Thursday 26 November 2009

My second visit to the Black Mountains

Since I’ve recently been posting some reports of previous times I’ve spent in the Black Mountains I thought I’d post another one, this time from the second time I ever visited the area. This was at Easter in 2000 following my first visit the year before. Unfortunately I didn’t write a report on my holiday at the time and I didn’t say anything about it in my diary afterwards so a lot of the details of the walks are now lost in the swirls of time.

Sugar Loaf

Tuesday 25th April 2000

The first walk that I did on this holiday was up a distinctive hill that overlooks the town of Abergavenny which is situated at the southern end of the Black Mountains. This was my first time through Abergavenny and it was my most trouble-some visit. For whatever reason there were lengthy traffic jams through the town that delayed me for ages. I have never had any problems getting through Abergavenny since but I have been wary of driving through the town ever since. I parked in a lay-by near the farm and caravan site of Pysgodlyn on the A40 a few miles out of Abergavenny and immediately started climbing through woodland. I have little memory of the walk up the hill until I reached the open hillside, but the directions that I was following appeared to have taken me through three farms as I slowly climbed the hill. Once away from enclosed farmland I headed straight up the bracken-covered hill towards the summit of Sugar Loaf. This 596m hill must have extensive views across south Wales and north into the Black Mountains, but I’ve never been back to Sugar Loaf mainly because it has no ridges linking it to any other hill, it sits all on its own, which is a pity as it is a striking hill that is instantly recognizable from a distance. From the summit I slowly walked back down the hill by a route that I have forgotten and whose directions don’t sound familiar.

Grwyne Fawr

Thursday 27th April 2000 The next day I went back to Hay-on-Wye to have a long browse around the thousands of books that are available there and the following day I returned to the Black Mountains and parked for the first time at the top of the Gospel Pass. I did not park there on my first visit but I wished that I had after the steep climb to the top of Hay Bluff from a stone circle where I had parked, so on all my subsequent visits this is where I have parked. From the top of the pass I climbed up Twmpa and continued across the moorland to the broad top of Rhos Dirion as I did last September. On this occasion I passed over the hill and dropped down into the valley beyond. I remember looking at the hills on the far side of the valley, which include the highest points in the Black Mountains, with some fear, mainly because the tops were covered in cloud. At this point I was still quite new to hill walking and I had never walked in cloud before. From the top of Grwyne Fawr I headed down the valley past the Grwyne Fawr Reservoir where I think I had my lunch and eventually reached the northern edge of the Mynydd Du Forest. From the forest car park I climbed up the eastern hillside to reach the Blacksmith’s Anvil (whatever that is) for the first time and then down the steep hill opposite. I have mentioned a couple of times recently how I slipped over at this point on the walk. I remember that I was wearing jeans and got them very dirty as I tried to get down the muddy slope all the way into Capel-y-Ffin. From there I was left with another steep climb in order to get back to the car as I’d parked it at the top of the valley and I was at the bottom. I climbed past Pen-y-maes farm onto the bridlepath that skirts Darren Lwyd precariously making my way along a muddy path up to the road just beyond a cattle grid and for the only time I then walked along the road back to the top of the Gospel Pass. I think by the end of this walk I may have been fed up by the muddy condition of the paths which may explain the route I took back.
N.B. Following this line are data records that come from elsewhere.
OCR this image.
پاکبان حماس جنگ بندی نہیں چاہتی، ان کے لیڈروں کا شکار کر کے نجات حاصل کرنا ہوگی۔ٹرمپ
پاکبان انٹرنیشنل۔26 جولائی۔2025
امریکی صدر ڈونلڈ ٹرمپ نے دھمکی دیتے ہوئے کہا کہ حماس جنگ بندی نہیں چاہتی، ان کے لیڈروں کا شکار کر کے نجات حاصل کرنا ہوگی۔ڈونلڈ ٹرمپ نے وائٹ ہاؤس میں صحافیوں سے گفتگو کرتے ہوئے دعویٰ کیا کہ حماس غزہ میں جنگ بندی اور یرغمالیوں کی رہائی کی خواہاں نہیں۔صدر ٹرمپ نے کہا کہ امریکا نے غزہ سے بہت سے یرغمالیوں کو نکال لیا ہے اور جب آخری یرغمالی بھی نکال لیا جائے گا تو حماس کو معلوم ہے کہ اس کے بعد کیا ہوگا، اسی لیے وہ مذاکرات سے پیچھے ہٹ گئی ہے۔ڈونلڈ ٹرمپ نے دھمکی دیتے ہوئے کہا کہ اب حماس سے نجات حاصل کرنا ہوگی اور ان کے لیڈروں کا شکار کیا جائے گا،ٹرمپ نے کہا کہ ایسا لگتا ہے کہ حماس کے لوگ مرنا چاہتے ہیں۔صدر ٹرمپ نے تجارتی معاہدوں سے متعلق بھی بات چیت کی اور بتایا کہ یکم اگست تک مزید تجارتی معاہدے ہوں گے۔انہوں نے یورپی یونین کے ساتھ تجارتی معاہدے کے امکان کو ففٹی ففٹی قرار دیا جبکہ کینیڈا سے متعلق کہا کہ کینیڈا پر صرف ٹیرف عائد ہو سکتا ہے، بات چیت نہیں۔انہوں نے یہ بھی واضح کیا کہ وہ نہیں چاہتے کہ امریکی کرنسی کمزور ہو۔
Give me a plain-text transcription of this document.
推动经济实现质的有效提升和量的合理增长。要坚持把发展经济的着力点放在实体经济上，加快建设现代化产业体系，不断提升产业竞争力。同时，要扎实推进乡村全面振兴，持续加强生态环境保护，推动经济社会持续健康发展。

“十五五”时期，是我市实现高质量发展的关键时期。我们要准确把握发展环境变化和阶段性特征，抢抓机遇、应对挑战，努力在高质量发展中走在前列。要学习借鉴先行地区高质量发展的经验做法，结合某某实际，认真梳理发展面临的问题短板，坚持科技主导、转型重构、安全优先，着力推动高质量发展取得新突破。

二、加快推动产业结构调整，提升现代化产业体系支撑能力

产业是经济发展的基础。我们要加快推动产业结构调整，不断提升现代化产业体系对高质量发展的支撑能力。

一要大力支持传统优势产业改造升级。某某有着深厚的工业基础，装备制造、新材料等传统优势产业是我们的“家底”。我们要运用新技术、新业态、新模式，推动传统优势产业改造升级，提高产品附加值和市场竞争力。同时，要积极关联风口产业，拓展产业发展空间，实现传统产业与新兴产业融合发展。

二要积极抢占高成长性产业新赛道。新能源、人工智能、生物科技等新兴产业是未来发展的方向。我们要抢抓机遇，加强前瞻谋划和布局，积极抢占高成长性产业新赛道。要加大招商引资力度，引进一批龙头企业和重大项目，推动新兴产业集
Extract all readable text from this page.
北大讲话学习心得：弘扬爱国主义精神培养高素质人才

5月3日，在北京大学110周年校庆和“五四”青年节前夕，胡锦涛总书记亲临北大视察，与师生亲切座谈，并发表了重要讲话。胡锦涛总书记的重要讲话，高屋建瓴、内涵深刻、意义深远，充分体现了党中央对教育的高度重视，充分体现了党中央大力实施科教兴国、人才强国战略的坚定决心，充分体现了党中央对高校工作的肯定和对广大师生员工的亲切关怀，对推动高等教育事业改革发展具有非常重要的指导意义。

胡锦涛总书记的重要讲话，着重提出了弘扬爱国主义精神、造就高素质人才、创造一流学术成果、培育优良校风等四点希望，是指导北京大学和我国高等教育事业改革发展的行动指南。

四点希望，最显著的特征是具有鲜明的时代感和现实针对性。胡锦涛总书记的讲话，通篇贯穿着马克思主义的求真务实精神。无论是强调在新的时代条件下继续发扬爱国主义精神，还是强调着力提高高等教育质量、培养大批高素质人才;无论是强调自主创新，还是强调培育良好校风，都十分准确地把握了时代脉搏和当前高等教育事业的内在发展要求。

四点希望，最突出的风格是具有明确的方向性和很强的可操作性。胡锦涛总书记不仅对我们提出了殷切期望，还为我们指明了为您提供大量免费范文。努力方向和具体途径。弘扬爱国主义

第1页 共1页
Bal Bach and the Offa’s Dyke Path

Friday 28th April 2000

My final walk on this holiday started from Llanthony Priory, which was the same place I’d started the last walk on my first visit to the Black Mountains. As mentioned last week I climbed up the southern bank of Cwm Bwchel as I was directed that way, but it made my route a lot more difficult and less interesting than the proper path to the saddle of Bal Bach. Unlike in 2005, on this occasion that was as high as I went as I took a path through the heather that crosses the hillside east of Bal Mawr and slowly descends back down into the Vale of Ewyas. Following the edge of the farmland I walked up the valley until eventually I dropped back down onto the road through Y Fferm to Capel-y-Ffin. Now once again I began the climb that had so enthralled me the previous year even making the same mistakes, going the wrong way as I had done before. It would take my first descent of the path the following September for me to find the correct route up the hill. At the top of the broad ridge I joined the Offa’s Dyke Path and headed south all the way to a right branching path that took me steeply down to the picturesque ruins of Llanthony Priory. In retrospect this was not a great walking holiday, but it was just the start of many more to come and continued to lay the ground works for my love of hill walking and the Black Mountains.